Um jornalista francês, de origem portuguêsa, contatou-me, dias atrás, para que eu lhe respondesse um questionário sobre o Brasil de hoje, sua economia, a situação social e, especialmente, o presidente.
Como sempre, respondi sinceramente, sem travas na língua, pois como é o meu hábito, costumo dizer, e escrever, o que penso.
Quem não gostar pode escrever para comentar, expondo argumentos, não xingamentos...
Entretien sur le président Lula
Paulo Roberto de Almeida
(www.pralmeida.org; pralmeida@mac.com)
Interview à un journaliste français, Vincent Paes
Pour le magazine Décideurs
(revue d’affaires)
1) Lors des meetings syndicalistes, les prises de parole de Lula était toujours très attendues. Qu'est-ce qui fait de lui un si bon orateur ?
PRA : Le président brésilien Lula a une rhétorique très convaincante : il possède comme peu de gens une très forte capacité à se communiquer en langage simple, directe, avec des images vives et des références familières, très proche de la compréhension moyenne des Brésiliens des couches populaires. C’est un communicateur par excellence. Lula a un fort instinct pour se faire comprendre des gens très humbles, car il a recours à des lieux communs mais qui sont très prisés du point de vue de la semi logique et des raisonnements simplistes des milieux populaires. De plus il sait s’adapter au public du moment, soit une rencontre de banquiers, soit une assemblée de syndicalistes : dans ce dernier cas, il n’hésitait pas, à son époque de leader syndical, à recourir à un langage prétendument de confrontation, quitte, plus tard, lors des négociations avec les industriels, à ce montrer compréhensif, prêt à trouver une solution de compromis. Il a aussi très vite appris à manipuler la presse – dont les reporters, très mal rémunérés, sont plutôt de gauche – en la laissant faire croire qu’il était le symbole du renouveau syndical, peu accommodatif et se présentant comme l’alternative au très vieux syndicalisme de situation, soumis au jeu des patrons de l`industrie.

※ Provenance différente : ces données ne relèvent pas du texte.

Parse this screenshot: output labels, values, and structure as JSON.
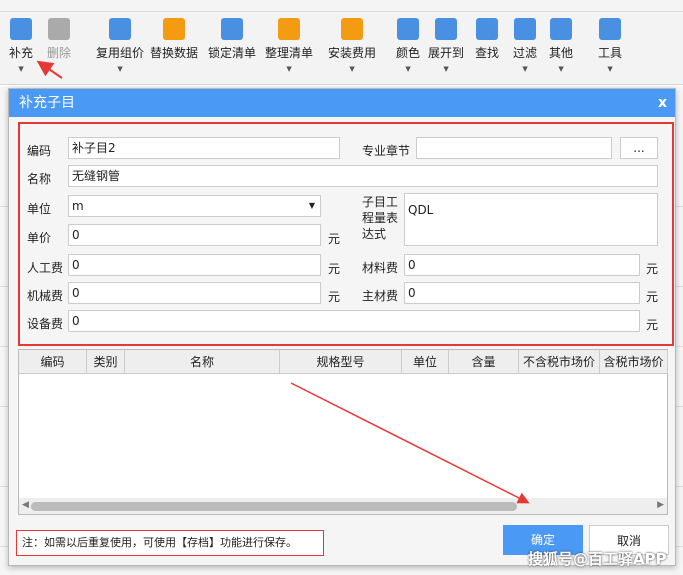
{
  "toolbar": {
    "items": [
      {
        "label": "补充",
        "icon": "add-item-icon",
        "color": "#4a90e2",
        "dropdown": true
      },
      {
        "label": "删除",
        "icon": "trash-icon",
        "color": "#aaaaaa",
        "disabled": true
      },
      {
        "label": "复用组价",
        "icon": "reuse-icon",
        "color": "#4a90e2",
        "dropdown": true
      },
      {
        "label": "替换数据",
        "icon": "replace-icon",
        "color": "#f39c12"
      },
      {
        "label": "锁定清单",
        "icon": "lock-icon",
        "color": "#4a90e2"
      },
      {
        "label": "整理清单",
        "icon": "list-icon",
        "color": "#f39c12",
        "dropdown": true
      },
      {
        "label": "安装费用",
        "icon": "coins-icon",
        "color": "#f39c12",
        "dropdown": true
      },
      {
        "label": "颜色",
        "icon": "paint-bucket-icon",
        "color": "#4a90e2",
        "dropdown": true
      },
      {
        "label": "展开到",
        "icon": "tree-icon",
        "color": "#4a90e2",
        "dropdown": true
      },
      {
        "label": "查找",
        "icon": "binoculars-icon",
        "color": "#4a90e2"
      },
      {
        "label": "过滤",
        "icon": "filter-icon",
        "color": "#4a90e2",
        "dropdown": true
      },
      {
        "label": "其他",
        "icon": "grid-icon",
        "color": "#4a90e2",
        "dropdown": true
      },
      {
        "label": "工具",
        "icon": "tools-icon",
        "color": "#4a90e2",
        "dropdown": true
      }
    ]
  },
  "dialog": {
    "title": "补充子目",
    "close": "x",
    "form": {
      "code_label": "编码",
      "code_value": "补子目2",
      "chapter_label": "专业章节",
      "chapter_value": "",
      "browse_label": "...",
      "name_label": "名称",
      "name_value": "无缝钢管",
      "unit_label": "单位",
      "unit_value": "m",
      "expr_label": "子目工程量表达式",
      "expr_value": "QDL",
      "price_label": "单价",
      "price_value": "0",
      "labor_label": "人工费",
      "labor_value": "0",
      "material_label": "材料费",
      "material_value": "0",
      "machine_label": "机械费",
      "machine_value": "0",
      "main_material_label": "主材费",
      "main_material_value": "0",
      "equipment_label": "设备费",
      "equipment_value": "0",
      "currency": "元"
    },
    "grid": {
      "columns": [
        "编码",
        "类别",
        "名称",
        "规格型号",
        "单位",
        "含量",
        "不含税市场价",
        "含税市场价"
      ]
    },
    "note": "注：如需以后重复使用，可使用【存档】功能进行保存。",
    "ok": "确定",
    "cancel": "取消"
  },
  "watermark": "搜狐号@百工驿APP",
  "accent_color": "#4a9af5"
}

Il était très facile, lors de l’inflation galopante, de demander des augmentations « réelles » de salaire, en sachant que, par après, les industriels allaient repasser les coûts à l’ensemble de la population, par le renchérissement des prix. C’était ce que l’on pourrait appeler le « pacte pervers », le même qui a conduit l’Angleterre à la décadence économique par le biais d’une spirale de salaires et des prix qui a détruit les possibilités de croissance. Le langage agressif de Lula à l’encontre des patrons lui a conquis un public fidèle, en même temps qu’il garantissait aux militaires et aux élites que son radicalisme de façade était nécessaire pour tenir les soupapes de sécurité en place : c’était lui ou les communistes, disait-il. En même temps, il savait diviser ses collègues du syndicat et se montrer en rassembleur, la même tactique qu’il allait employer plus tard, lors de la construction de l’appareil central dans son parti.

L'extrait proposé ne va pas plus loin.